Bir yazılımı SaaS haline getirip e-ticaret fırsatı yaratmak
İşte benzer bir durum B2B e-ticareti için de söz konusu. Dijital ortamda B2B iş yapma olanağı adına çoğu sektörde hala önemli açıklar söz konusu. Artık modası geçmiş olan masaüstü yazılımları yerine SaaS projeleri geliştirerek yazılımları internet üzerinden daha düşük ücretle kiralamak hem firmalar hem de e-ticaret girişimcileri için daha karlı bir iş modeli. Yani herhangi bir yazılımı alıp, SaaS modeli ile internete taşıyıp, bunu firmalara kiraladığınızda, anında bir e-ticaret iş modeline sahip oluyorsunuz.
Ben SaaS modeli üzerinden örnek veriyorum ancak B2B e-ticaret tabi ki bununla sınırlı değil. Firmadan firmaya ürün satışını e-ticarete taşımaktan tutun da firmalarla son kullanıcı arasında köprü oluşturacak çözümlere kadar daha birçok iş modeli geliştirerek B2B e-ticarette varolabilirsiniz.

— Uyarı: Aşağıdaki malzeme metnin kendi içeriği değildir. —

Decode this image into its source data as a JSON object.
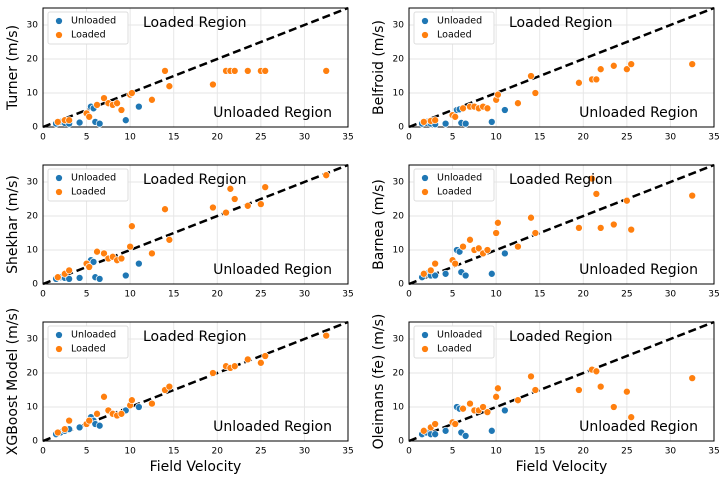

Girişimciler genellikle B2C iş modellerine odaklanıyor
Girişimcilerin e-ticarete atılırken akıllarına gelen ilk temel iş modeli B2C, yani son kullanıcıya satış. Hayata geçen projelerin de çoğu B2C modelde iş yapıyor. Bu konuda net rakamlar veremiyorum malesef, çünkü Türkiye’de veri tutabilecek siteler ne yazık ki B2C/B2B ayrımını istatistiklerine dahil etmemişler. Ancak kendi gözlemlerime ve deneyimlerime dayanarak B2B iş modelinin oldukça düşük seviyelerde olduğunu ve birçok fırsatın değerlendirilmeyi beklediğini söyleyebilirim.
Sektörlerdeki açıkları nasıl tespit edeceğiz?
Genel odak B2C e-ticarette olduğu için de B2B’deki fırsatlar da gözden kaçıyor. Peki hangi sektörde hangi açığın olduğu nereden bileceğiz? İşte en kritik nokta da bu. Eğer herhangi bir sektörün doğrudan içinde değilseniz veya o sektörde çalışan ve bilişim konularına hakim bir bağlantınız yoksa, ilgili sektördeki yazılım ve B2B e-ticaret fırsatlarını tespit etmeniz çok da kolay değil. Yani bu konuda tüm bağlantılarınız üzerinden derin araştırmalara girmeniz gerekebilir.
Bazen de açığı, o sektörle küçük bir temas yaşarken siz de farkedebilirsiniz. Örneğin, Girişim Fabrikası & Turkcell hızlandırma programında, girişimcilerden Eray Hangül’ün, süreçlerdeki dağınıklığı ve manuel işleyişi gördükten sonra “sizin ERP’ye ihtiyacınız var” diyerek hızlandırma merkezi SaaS yazılım fikrini bulması gibi.
B2B e-ticaretin avantajları
Peki B2B e-ticareti cazip kılan, sadece sektörlerdeki açıklar mı? Tabi ki hayır. Bunun dışında da avantajları var elbette.
- Firmalar, süreçlerini iyileştiren, satışlarını artıran çözümlere yatırım yaparlar
- Firmaların alım gücü, son kullacının alım gücü ortalamasından daha fazladır
- Özellikle küçük ve orta ölçekli işletme sahipleri, iletişime son kullanıcıdan daha açıktır
- Ticaretin gereği olarak firmalar, kendilerine yapılan pazarlama faaliyetlerine karşı son kullanıcıdan daha fazla açıktır
- Pazarın büyüklüğünü hesaplamak daha kolaydır
- Sektördeki firmalar genelde benzer bir profile sahiptir. Bu profilin personasını çıkardıktan sonra onlara iş yapmak daha kolaydır
Bu avantajların yanı sıra pazarın da sektördeki firmalarla sınırlı olması gibi dezavantajlar da mevcuttur elbette. Ancak iş modelini, İngilizce içerikle yurtdışına açmak veya B2B2C şeklinde genişleterek mevcut pazarı büyütmek de mümkündür.
Özetle, ABD’de 1850’lerdeki Altına Hücum furyasında olduğu gibi son kullanıcıya (altına) odaklanmak yerine, bölgeye gelen altın arayacılarına kazma kürek satarak (B2B) köşeyi dönenlerin uyguladığı modeli de tercih edebilirsiniz.